Yang Jian, Shu Liqi, Duan Huilong, Li Haomin
IEEE J Biomed Health Inform. 2024 Sep 19;PP. doi: 10.1109/JBHI.2024.3464555.
Large language models (LLMs) hold significant promise in clinical practice, yet their real-world adoption is constrained by their propensity to produce erroneous and occasionally harmful outputs, particularly in the intricate domain of rare diseases (RDs). This study introduces RDguru, a conversational intelligent agent leveraging the LangChain framework and powered by GPT-3.5-turbo. RDguru offers a comprehensive suite of functionalities, encompassing evidence-traceable knowledge Q&A and professional medical consultations for differential diagnosis (DDX), integrating authoritative knowledge sources and reliable tools. A novel multi-source fusion diagnostic model, rooted in deep Q-network, amalgamates three diagnostic recommendation strategies (GPT-4, PheLR, and phenotype matching) to enhance diagnostic recall during medical consultations. Through tailored tools and advanced algorithms for retrieval-augmented generation, RDguru excels in knowledge Q&A, automated phenotype annotation, and RD DDX. A multi-aspect Q&A analysis demonstrates RDguru outperforms ChatGPT in generating descriptions aligned with authoritative knowledge, quantified by ROUGE scores, GPT-4-based automatic rating, and RAGAs evaluation metrics. Testing on 238 published RD cases reveals that RDguru's top 5 multi-source fusion diagnoses recapture 63.87% of actual diagnoses, marking a 5.47% improvement over the state-of-the-art diagnostic method PheLR. Furthermore, RDguru's consultation strategy proves effective in eliciting diagnostically beneficial phenotypes and refining the prioritization of genuine diagnoses through multi-round phenotype-orient questioning. Evaluations against established benchmarks and real-world patient data demonstrate RDguru's efficacy and reliability, highlighting its potential to enhance clinical decision-making in the realm of RDs.
大语言模型(LLMs)在临床实践中具有巨大的潜力,然而它们在现实世界中的应用受到其产生错误甚至有害输出倾向的限制,特别是在罕见病(RDs)这个复杂领域。本研究介绍了RDguru,这是一个利用LangChain框架并由GPT-3.5-turbo驱动的对话式智能代理。RDguru提供了一套全面的功能,包括可追溯证据的知识问答和用于鉴别诊断(DDX)的专业医学咨询,整合了权威知识来源和可靠工具。一种基于深度Q网络的新型多源融合诊断模型,融合了三种诊断推荐策略(GPT-4、PheLR和表型匹配),以提高医学咨询期间的诊断召回率。通过定制工具和用于检索增强生成的先进算法,RDguru在知识问答、自动表型注释和罕见病鉴别诊断方面表现出色。
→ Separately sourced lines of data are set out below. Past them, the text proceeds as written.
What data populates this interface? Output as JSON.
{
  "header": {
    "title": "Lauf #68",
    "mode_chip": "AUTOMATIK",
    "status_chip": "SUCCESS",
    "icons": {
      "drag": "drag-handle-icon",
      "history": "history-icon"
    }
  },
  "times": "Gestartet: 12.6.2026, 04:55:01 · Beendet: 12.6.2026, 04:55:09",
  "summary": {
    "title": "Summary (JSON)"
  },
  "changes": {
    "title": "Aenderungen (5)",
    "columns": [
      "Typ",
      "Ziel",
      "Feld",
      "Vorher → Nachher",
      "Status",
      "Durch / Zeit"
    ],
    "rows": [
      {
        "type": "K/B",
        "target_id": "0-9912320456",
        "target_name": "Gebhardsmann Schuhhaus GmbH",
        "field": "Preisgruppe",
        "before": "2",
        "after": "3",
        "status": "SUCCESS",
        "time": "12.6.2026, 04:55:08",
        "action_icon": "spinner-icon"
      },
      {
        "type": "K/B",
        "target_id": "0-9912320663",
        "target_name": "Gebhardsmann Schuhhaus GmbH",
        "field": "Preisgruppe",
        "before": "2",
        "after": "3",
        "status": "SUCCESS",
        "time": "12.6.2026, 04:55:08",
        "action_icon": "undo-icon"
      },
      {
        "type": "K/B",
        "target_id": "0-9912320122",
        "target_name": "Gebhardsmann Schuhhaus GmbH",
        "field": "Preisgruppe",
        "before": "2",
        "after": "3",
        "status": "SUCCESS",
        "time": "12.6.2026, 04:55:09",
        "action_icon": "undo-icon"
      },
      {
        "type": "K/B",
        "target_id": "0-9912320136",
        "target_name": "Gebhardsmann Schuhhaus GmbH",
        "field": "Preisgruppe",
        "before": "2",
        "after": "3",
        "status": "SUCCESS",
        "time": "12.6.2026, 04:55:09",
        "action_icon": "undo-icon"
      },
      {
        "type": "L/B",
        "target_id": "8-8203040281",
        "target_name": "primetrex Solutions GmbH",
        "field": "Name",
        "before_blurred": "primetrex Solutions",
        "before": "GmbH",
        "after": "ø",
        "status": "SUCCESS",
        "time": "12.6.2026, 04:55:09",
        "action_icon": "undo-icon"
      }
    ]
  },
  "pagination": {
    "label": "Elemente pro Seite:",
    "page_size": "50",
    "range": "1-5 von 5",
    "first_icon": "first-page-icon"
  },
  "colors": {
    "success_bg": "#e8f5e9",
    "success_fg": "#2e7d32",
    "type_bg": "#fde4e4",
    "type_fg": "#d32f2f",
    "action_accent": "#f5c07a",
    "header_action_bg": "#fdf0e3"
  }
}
多方面的问答分析表明,RDguru在生成与权威知识一致的描述方面优于ChatGPT,这通过ROUGE分数、基于GPT-4的自动评分和RAGAs评估指标进行量化。对238个已发表的罕见病病例进行测试表明,RDguru的前5个多源融合诊断结果重新捕捉到了63.87%的实际诊断结果,比最先进的诊断方法PheLR提高了5.47%。此外,RDguru的咨询策略被证明在引出诊断有益的表型以及通过多轮以表型为导向的提问细化真正诊断的优先级方面是有效的。针对既定基准和真实世界患者数据的评估证明了RDguru的有效性和可靠性,突出了其在罕见病领域增强临床决策的潜力。